As the years went by and I came closer to finishing my doctorate, I acquired a number of different styles and “arrangements” of vetiver. There were the classical ones, like Givenchy and Carven; the wildly popular tobacco-inflected ones, like Guerlain; the dirty, sweaty ones like Maître Parfumeur et Gantier Route du Vétiver; and the seaside ones, briny and brisk, like Annick Goutal Vétiver and The Different Company Sel du Vétiver; and even the seductive Oriental ones, like Montale Vétiver Sables and Serge Lutens Vétiver Oriental. At each step of the way, I yearned for a vetiver to call my very own. Earthiness here appealed more to me than high polish. Somehow a touch of dirt brought nature back into my life in the concrete jungle and didn’t toy with my own body’s scent. But this dirt––this root system, rather, with the dirt still clinging––was maddeningly elusive.

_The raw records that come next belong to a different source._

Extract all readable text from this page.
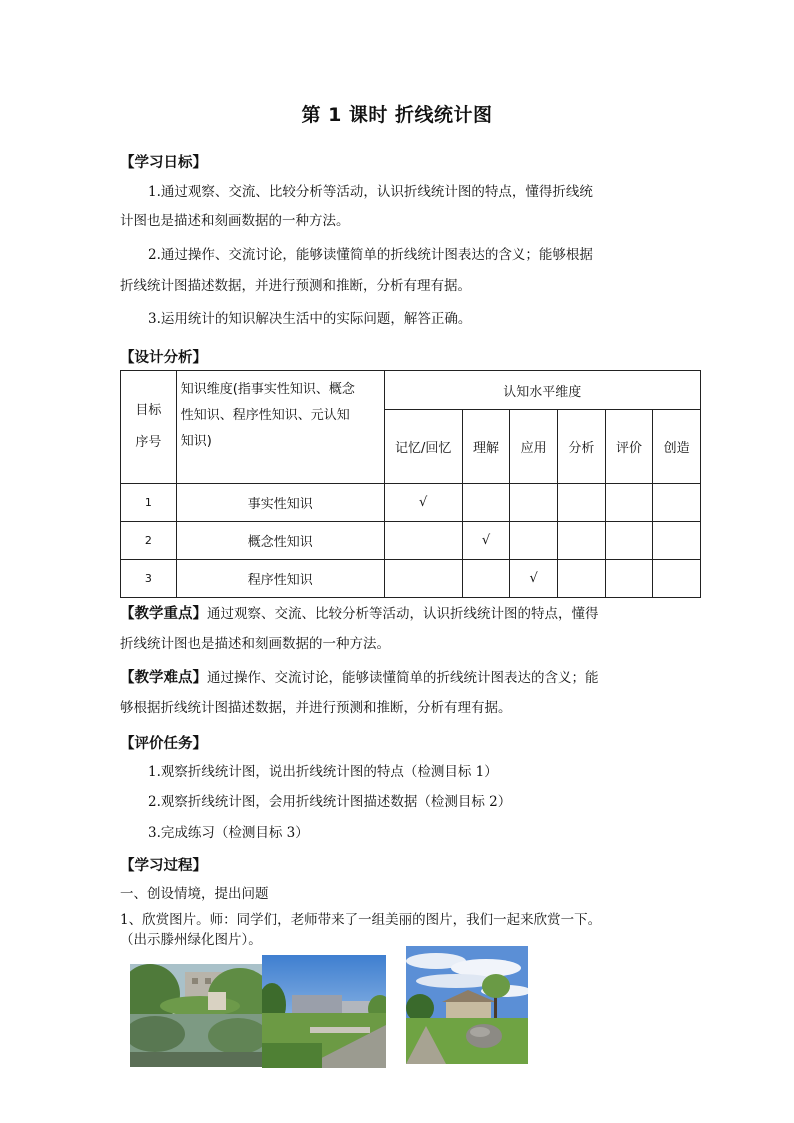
第 1 课时 折线统计图
【学习日标】
1.通过观察、交流、比较分析等活动，认识折线统计图的特点，懂得折线统
计图也是描述和刻画数据的一种方法。
2.通过操作、交流讨论，能够读懂简单的折线统计图表达的含义；能够根据
折线统计图描述数据，并进行预测和推断，分析有理有据。
3.运用统计的知识解决生活中的实际问题，解答正确。
【设计分析】
目标
序号	知识维度(指事实性知识、概念
性知识、程序性知识、元认知
知识)	认知水平维度					
		记忆/回忆	理解	应用	分析	评价	创造
1	事实性知识	√					
2	概念性知识		√				
3	程序性知识			√			
【教学重点】通过观察、交流、比较分析等活动，认识折线统计图的特点，懂得
折线统计图也是描述和刻画数据的一种方法。
【教学难点】通过操作、交流讨论，能够读懂简单的折线统计图表达的含义；能
够根据折线统计图描述数据，并进行预测和推断，分析有理有据。
【评价任务】
1.观察折线统计图，说出折线统计图的特点（检测目标 1）
2.观察折线统计图，会用折线统计图描述数据（检测目标 2）
3.完成练习（检测目标 3）
【学习过程】
一、创设情境，提出问题
1、欣赏图片。师：同学们，老师带来了一组美丽的图片，我们一起来欣赏一下。
（出示滕州绿化图片）。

And then, this past summer, I found it. After sniffing hundreds of different vetivers, I came upon a new one right back where I had started ten years before: Nasomatto Absinth. It was an unexpected surprise. Rooty, nutty and mushroomy, it captured my attention immediately. Finally, I thought, here’s what the French call sous-bois (“undergrowth,” “forest floor”). But the real surprise came when I realized that the unadulterated vetiver for which I’d yearned all those years was unattainable without the help of things like patchouli, bergamot and wild fennel. Where Paradise was lost, the art of perfumery had begun.